Advice not to feed peanuts to babies may be behind soaring levels of food allergies
Advice to avoid giving peanuts to babies for fear of sparking allergic reactions may in fact be driving the rate of allergy higher, according to a leading expert.
Source of Article: http://www.telegraph.co.uk/news/newstopics/politics/health/3255865/Advice-not-to-feed-peanuts-to-babies-may-be-behind-soaring-levels-of-food-allergies.html
By Richard Gray, Science
Professor Gideon Lack, a paediatric allergy specialist at Kings College London, believes there is growing evidence to suggest that parents should feed their children peanuts from a young age to protect them from allergies. The same may apply to other potentially-allergenic foods including fish and eggs.
The professor's work, which proposes a new mechanism for what leads children to develop allergies, is contrary to advice from public health officials at the Department of Health and the World Health Organisation, who insist children should avoid eating peanuts until three years old.
The Food Standards Agency has now launched a full review of the evidence to determine if a shift in the advice is needed.
Professor Lack is conducting the first clinical trial into whether eating peanuts in the first year of life can protect children from allergy, but he insisted it was still too early to know if official health advice should be changed.
He said: "Peanut allergy
in English-speaking countries has almost trebled in the last 15 years and
occurs in almost one in 50 primary school children. In traditional societies
in Africa and
"The hypothesis is that by eating peanuts in the first year of life, babies become tolerant of those foods.
"The gut is surrounded by a belt of immune tissue which help to recognise friendly proteins such as those from food. Without this you would reject everything you ate.
"The immune system learns early in life, through the repeated introduction of food, that proteins from food are harmless and innocuous substances. So regular exposure in a healthy baby in early life may actually help the immune system to distinguish between friend and foe."
Professor Lack will describe his work at the official opening of new research laboratories in the Medical Research Council's and Asthma UK's Centre in Allergic Mechanisms of Asthma at Kings College London on Monday October 27.
Peanut allergy is now the most common food allergy. Symptoms can vary from rashes and itching to breathing difficulties, narrowing of the airways and leaking of the blood vessels. In severe cases, known as anaphylactic shock, it can lead to death.
Allergies occur due to an over-reaction of the immune system to molecules that are normally harmless, triggering an attack that releases toxic biological chemicals into the blood stream.
These in turn damage the body's own tissues and causes inflammation.
Professor Lack believes that children who have not eaten peanuts may be more prone to suffer an allergic reaction when they come into contact with them through their skin, particularly if they suffer from skin conditions.
He said: "The problem is that food proteins can be found everywhere in a house, so what I believe is happening is that when babies suffer from eczema, the skin barrier is broken down and there is a lot of inflammation as molecules of peanut and other food get through the skin.
"The body sees the food molecules as a threat and responds to it as it would to a parasite, by mounting an antibody response."
Professor Lack is currently two years into a five-year clinical trial to examine whether it is possible to make children more tolerant of a food by feeding it to them earlier in life. Using 650 children who suffer from eczema, which is known increase the risk of developing an allergy, he has asked half the parents to feed their children peanuts while they are weaning between the ages of four and eleven months.
The other half have been asked not to feed their children any peanuts. As the youngsters grow up they are having regular blood samples taken to observe how their immune systems are developing. At the age of five they will be tested for food allergies.

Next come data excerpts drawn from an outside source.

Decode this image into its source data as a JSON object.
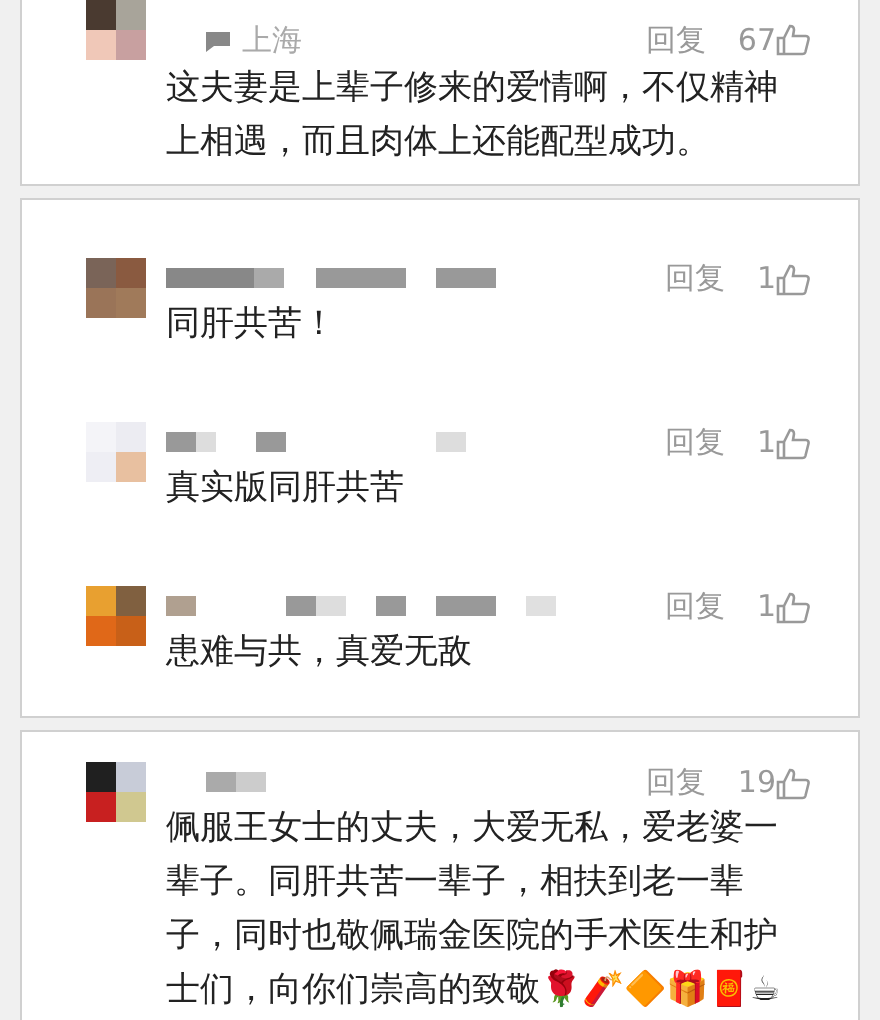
{
  "threads": [
    {
      "comments": [
        {
          "location": "上海",
          "reply": "回复",
          "likes": "67",
          "text": "这夫妻是上辈子修来的爱情啊，不仅精神上相遇，而且肉体上还能配型成功。"
        }
      ]
    },
    {
      "comments": [
        {
          "reply": "回复",
          "likes": "1",
          "text": "同肝共苦！"
        },
        {
          "reply": "回复",
          "likes": "1",
          "text": "真实版同肝共苦"
        },
        {
          "reply": "回复",
          "likes": "1",
          "text": "患难与共，真爱无敌"
        }
      ]
    },
    {
      "comments": [
        {
          "reply": "回复",
          "likes": "19",
          "text": "佩服王女士的丈夫，大爱无私，爱老婆一辈子。同肝共苦一辈子，相扶到老一辈子，同时也敬佩瑞金医院的手术医生和护士们，向你们崇高的致敬🌹🧨🔶🎁🧧☕"
        }
      ]
    }
  ]
}
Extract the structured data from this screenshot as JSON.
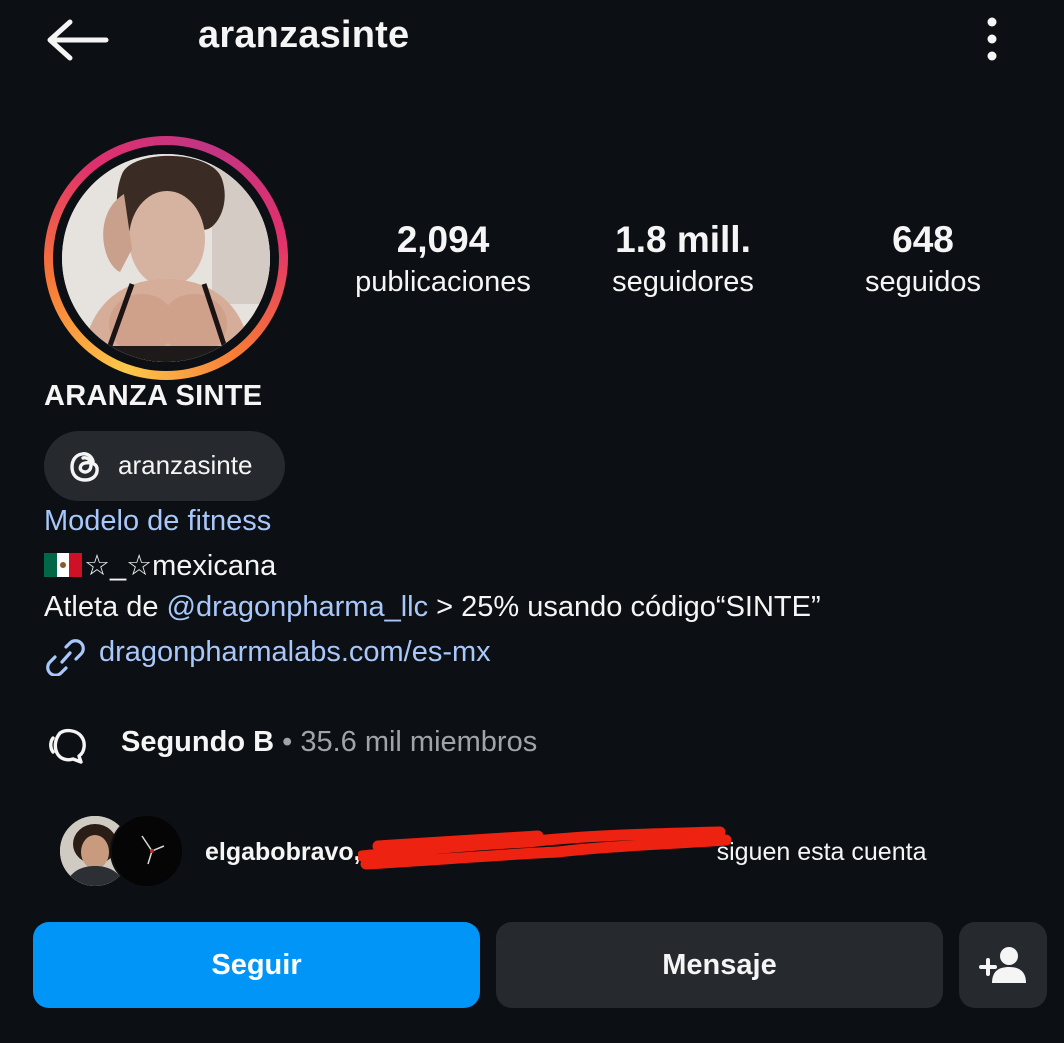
{
  "header": {
    "username": "aranzasinte",
    "back_icon": "arrow-left-icon",
    "menu_icon": "more-vertical-icon"
  },
  "profile": {
    "full_name": "ARANZA SINTE",
    "threads_handle": "aranzasinte",
    "category": "Modelo de fitness",
    "bio_line1_text": "☆_☆mexicana",
    "bio_line2_prefix": "Atleta de ",
    "bio_line2_mention": "@dragonpharma_llc",
    "bio_line2_suffix": " > 25% usando código“SINTE”",
    "link": "dragonpharmalabs.com/es-mx"
  },
  "stats": [
    {
      "value": "2,094",
      "label": "publicaciones"
    },
    {
      "value": "1.8 mill.",
      "label": "seguidores"
    },
    {
      "value": "648",
      "label": "seguidos"
    }
  ],
  "channel": {
    "name": "Segundo B",
    "meta": " • 35.6 mil miembros"
  },
  "followed_by": {
    "first": "elgabobravo,",
    "rest": "siguen esta cuenta"
  },
  "actions": {
    "follow": "Seguir",
    "message": "Mensaje"
  },
  "colors": {
    "background": "#0c1014",
    "accent_blue": "#0095f6",
    "link_blue": "#a8c7fa",
    "button_gray": "#26292e",
    "scribble_red": "#ee2211"
  }
}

Professor Lack is also planning a second trial to look at other food allergies in 2,500 children. Again, half the parents will be encouraged to feed their children a variety of solid foods from an earlier age than the other half.
A spokesman for the Food Standards Agency said a panel of independent experts on the Committee of Toxicity had been asked to review the current advice, issued in 1998, on early exposure to peanuts and other allergens. In the meantime, he said, parents should continue to follow existing advice.
He said: "The independent experts of the Committee on Toxicity are considering the findings of the review and other relevant evidence, and have been informed about ongoing research in this area, including the King's College study. They are considering whether their previous recommendations are still appropriate."